What did you think about his comment about not having to be afraid to publicly criticize Islam anymore? I wish someone had asked him about that. Isn't Wafa Sultan still in hiding?

I'm not suggesting that he was being dishonest. I just wonder if he really feels safe and, if so, why.

scaramouche said...

He may feel safe, but who knows how many fatwas there are on his head? I think he was being sincere, and I appreciated his honesty re the real Islam. My concern, though, is that he really didn't get into "jihad is the way; sharia is the goal" and Islam's plans for global conquest(which started way before the Saudis got oil-rich in the 70s, the time he identified as the start of today's violent radicalism). Also--no mention of Sayyid Qutb and the Muslim Brotherhood, which got its start in Egypt and continues to play such a key role in "radicalism". Also--he has much greater faith in the appeal of "critical thinking" than I do. Islam, after all, means "submission," not "let's think it over." Also--unless he manages to get some really high profile imams onside, I don't think his theological interpretation is going to hold up against traditional interpretations. Also--he might have mentioned something about the Leftist-Islamist alliance, and how it's attempting to put an end to a common enemy (Zionism, capitalism, modernity, etc.).
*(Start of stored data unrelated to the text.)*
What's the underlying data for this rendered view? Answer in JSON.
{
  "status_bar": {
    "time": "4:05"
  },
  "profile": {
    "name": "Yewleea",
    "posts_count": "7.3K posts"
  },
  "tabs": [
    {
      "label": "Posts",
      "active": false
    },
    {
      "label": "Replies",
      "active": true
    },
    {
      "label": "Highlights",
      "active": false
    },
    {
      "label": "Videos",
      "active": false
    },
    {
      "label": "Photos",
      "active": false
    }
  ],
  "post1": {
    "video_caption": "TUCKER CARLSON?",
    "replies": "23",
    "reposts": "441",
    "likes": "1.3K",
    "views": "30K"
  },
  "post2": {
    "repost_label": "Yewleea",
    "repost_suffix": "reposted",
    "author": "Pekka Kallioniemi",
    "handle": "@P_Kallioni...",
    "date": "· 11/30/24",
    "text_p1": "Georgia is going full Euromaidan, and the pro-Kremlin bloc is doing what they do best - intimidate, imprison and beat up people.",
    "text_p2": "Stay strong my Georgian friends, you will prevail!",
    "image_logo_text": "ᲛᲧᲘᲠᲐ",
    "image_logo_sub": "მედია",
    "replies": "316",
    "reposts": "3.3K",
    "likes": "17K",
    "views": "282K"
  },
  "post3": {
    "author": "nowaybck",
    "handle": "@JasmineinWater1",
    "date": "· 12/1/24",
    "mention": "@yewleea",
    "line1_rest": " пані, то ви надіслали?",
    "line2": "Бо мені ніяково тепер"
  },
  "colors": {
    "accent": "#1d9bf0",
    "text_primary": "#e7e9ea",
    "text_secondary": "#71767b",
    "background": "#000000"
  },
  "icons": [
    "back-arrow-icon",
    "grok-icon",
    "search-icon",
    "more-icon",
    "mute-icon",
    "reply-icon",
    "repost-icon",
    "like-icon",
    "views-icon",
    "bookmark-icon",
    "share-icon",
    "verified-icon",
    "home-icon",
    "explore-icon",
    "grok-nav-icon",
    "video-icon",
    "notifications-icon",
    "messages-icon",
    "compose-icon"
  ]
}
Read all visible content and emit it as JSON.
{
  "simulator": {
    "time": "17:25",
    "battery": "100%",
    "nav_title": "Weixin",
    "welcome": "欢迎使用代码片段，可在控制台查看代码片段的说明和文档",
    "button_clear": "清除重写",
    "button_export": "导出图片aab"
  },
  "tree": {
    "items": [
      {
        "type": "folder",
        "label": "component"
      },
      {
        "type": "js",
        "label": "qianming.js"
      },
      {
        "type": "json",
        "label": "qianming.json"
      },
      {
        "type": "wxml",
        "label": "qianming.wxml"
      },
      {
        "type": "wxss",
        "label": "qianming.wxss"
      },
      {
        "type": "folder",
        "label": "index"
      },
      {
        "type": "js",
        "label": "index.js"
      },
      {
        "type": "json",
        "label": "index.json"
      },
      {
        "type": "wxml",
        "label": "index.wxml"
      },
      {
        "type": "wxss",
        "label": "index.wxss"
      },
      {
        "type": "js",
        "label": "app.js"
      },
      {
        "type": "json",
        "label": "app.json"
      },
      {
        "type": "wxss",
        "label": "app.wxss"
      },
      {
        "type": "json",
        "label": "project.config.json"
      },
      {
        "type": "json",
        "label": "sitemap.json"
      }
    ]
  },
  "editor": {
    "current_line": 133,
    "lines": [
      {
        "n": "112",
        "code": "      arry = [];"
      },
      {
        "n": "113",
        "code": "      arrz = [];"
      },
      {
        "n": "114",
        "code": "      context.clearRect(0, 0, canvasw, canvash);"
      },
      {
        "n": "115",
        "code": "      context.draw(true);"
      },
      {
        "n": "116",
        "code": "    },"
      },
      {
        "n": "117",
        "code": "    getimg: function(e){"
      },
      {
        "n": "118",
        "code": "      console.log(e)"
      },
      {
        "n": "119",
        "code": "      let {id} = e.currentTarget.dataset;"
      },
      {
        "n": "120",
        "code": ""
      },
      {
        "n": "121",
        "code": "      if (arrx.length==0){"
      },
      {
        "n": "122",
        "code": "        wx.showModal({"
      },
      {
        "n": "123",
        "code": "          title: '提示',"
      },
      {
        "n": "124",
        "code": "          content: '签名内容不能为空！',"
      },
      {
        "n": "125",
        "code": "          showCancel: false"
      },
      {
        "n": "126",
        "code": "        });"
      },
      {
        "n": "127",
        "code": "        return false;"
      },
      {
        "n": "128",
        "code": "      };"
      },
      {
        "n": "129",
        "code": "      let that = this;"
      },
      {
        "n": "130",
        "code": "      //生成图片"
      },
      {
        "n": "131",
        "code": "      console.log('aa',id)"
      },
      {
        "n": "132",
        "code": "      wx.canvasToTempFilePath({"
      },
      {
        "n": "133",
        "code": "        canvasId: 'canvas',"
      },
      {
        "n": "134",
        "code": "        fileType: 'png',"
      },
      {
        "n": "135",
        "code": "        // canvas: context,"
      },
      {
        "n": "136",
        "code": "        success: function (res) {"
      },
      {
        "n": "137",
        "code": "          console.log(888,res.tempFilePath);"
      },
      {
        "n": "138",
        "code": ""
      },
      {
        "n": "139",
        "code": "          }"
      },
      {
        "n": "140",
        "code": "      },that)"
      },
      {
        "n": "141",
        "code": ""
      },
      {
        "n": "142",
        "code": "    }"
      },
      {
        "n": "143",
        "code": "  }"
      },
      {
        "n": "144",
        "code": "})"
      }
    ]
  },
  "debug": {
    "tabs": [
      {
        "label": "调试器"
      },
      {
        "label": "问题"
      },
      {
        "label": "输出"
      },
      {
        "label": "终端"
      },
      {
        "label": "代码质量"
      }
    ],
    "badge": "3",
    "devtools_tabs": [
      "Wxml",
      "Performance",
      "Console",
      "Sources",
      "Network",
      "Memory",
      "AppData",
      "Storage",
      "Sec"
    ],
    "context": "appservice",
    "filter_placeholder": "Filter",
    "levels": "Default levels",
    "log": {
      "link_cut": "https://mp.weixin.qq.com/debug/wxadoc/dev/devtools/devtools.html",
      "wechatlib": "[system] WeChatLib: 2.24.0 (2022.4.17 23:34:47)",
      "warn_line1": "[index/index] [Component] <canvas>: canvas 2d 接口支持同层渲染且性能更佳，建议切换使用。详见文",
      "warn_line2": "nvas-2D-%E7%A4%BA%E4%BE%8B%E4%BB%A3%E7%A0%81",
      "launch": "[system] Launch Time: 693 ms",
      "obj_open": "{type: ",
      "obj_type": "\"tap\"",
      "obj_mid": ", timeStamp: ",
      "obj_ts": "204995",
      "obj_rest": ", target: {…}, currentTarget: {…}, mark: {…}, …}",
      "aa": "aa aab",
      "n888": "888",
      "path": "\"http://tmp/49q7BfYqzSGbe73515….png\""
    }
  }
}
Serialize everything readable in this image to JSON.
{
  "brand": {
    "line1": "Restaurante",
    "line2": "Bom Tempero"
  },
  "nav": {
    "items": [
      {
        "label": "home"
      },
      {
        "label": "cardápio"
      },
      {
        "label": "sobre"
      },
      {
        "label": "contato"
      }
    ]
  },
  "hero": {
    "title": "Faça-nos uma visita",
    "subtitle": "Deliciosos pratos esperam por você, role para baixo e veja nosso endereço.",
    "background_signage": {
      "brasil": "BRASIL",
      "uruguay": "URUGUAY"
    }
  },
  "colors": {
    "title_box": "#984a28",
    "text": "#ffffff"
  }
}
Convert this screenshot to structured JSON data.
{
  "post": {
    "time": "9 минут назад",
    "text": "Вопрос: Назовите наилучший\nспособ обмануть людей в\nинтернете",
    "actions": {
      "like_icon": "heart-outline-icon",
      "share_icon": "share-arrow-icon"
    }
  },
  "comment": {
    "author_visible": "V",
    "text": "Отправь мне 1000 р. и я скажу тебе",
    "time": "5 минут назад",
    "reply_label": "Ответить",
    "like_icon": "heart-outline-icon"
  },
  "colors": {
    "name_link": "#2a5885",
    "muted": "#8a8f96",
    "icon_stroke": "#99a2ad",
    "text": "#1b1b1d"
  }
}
All in all, though, I thought he spoke very well.

Josephine said...

Good points. I can't disagree with any of them.

I just figured that Dr. Hamid's time was short, so he limited his speech to his own area of expertise. He has devised a way of identifying and exposing extremists (his ABCs) and a system for reforming the violent teachings of Islam and that's his focus.

I think his emphasis on encouraging critical thinking is very important because, as he noted, that's the first thing Muslims are taught to turn off when they're being radicalized. It's a classic tactic used by cults.